5 min read
The search engine is still a work in progress, and I plan to add more features and supports in the future.
Rust is a systems programming language which I like very much that promises performance, reliability, and safety. To get familiar with rust and practice my developing skill, I started building a simple search engine that uses the tf-idf technique to do the searching. In this article, I will share my experience and what I learned.
The above screenshot shows the usage of the CLI.
The project includes a search engine and a command-line interface that utilizes it. The search engine uses tf-idf as its searching technique, the tf-idf technique is a measure of how important a word is to a document in a collection or corpus.
The CLI has three subcommands:
indexsubcommand takes the path to a directory containing the documents that the user wishes to search and outputs a JSON format file containing the index result.
searchsubcommand takes a keyword phrase and the path to the index result and returns the paths to the top 10 relevant documents.
servesubcommand takes the path to the index result and spins up a server that provides an API for searching.
To implement the search engine, I followed the approach of an amazing programmer whose work I admire. I did not come up with everything by myself, but I made sure to understand all the concepts and write the code again on my own.
index subcommand is responsible for indexing a set of documents.
To achieve this, the program reads each file in the directory path provide, extracts the text content, tokenize it and pre-calculate out the data that searching would need. After all the work is done, the program will store the result as a JSON format file at the path user provided to be further used.
The above screenshot shows how the
index subcommand is used.
The above screenshot shows how the indexing process finishes.
search subcommand is responsible for finding the top 10 documents that are most relevant to a given keyword phrase.
To achieve this, the program reads the index result from the JSON file, computes the tf-idf score of the words in the keyword phrase for each document, sums it up and the result becomes the tf-idf score of the document. The program then returns the paths to the top 10 documents with the highest scores.
The above screenshot shows how the
search subcommand is used.
serve subcommand is responsible for providing an API for searching within the documents that is inside the index file specified.
To achieve this, the program spins up an HTTP server that listens on a given port and exposes one endpoint:
/api/search. The endpoint accepts a GET request with a query parameter
q that contains the keyword phrase to search for. The server then searches for the top 10 relevant documents and returns a JSON response with their paths.
There's a lot of room for improvement and future work for this subcommand. I want to support directly serving upon directly without having to index separately, hot-reindexing, and more flexibilities.
The above screenshot shows the CLI when the server is started.
Building a simple search engine in Rust is a interesting and rewarding experience. I got more familiar with Rust's syntax, ownership and borrowing system, and got a sense of the idiomatic way to do thing in Rust. Rust's type system is a pleasure to work with, and its nature to emerge potential issues helped me to think more thoroughly and become a better programmer.

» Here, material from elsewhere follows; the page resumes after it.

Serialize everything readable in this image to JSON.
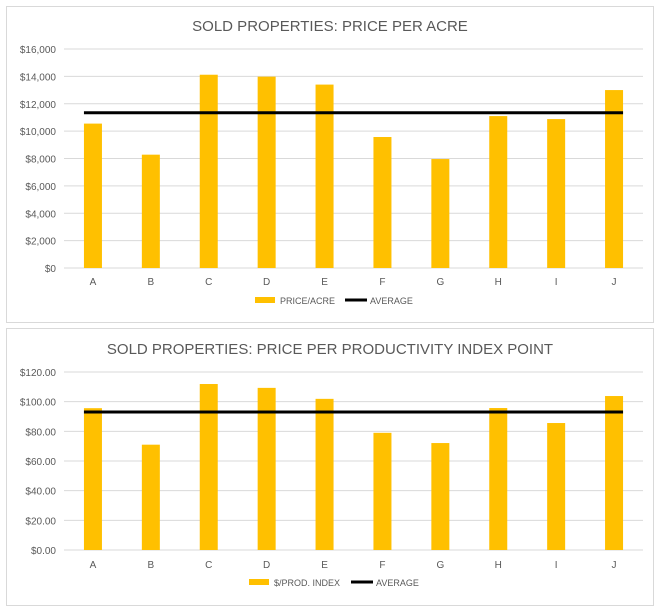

Although the search engine is very basic and has a lot of features yet to be done, I'm proud of what I have achieved so far. The project has given me a better understanding of how search engines work and the techniques they use to find relevant documents. I plan to continue improving the search engine by adding more features and supporting additional file formats.
If you're interested in learning Rust or building a search engine, I encourage you to give it a try. Rust's growing ecosystem and supportive community make it a great choice for systems programming, and building a search engine is a fun and challenging project that can help you sharpen your programming skills.
The references I referred to work on this project are listed in the Github repository of this project.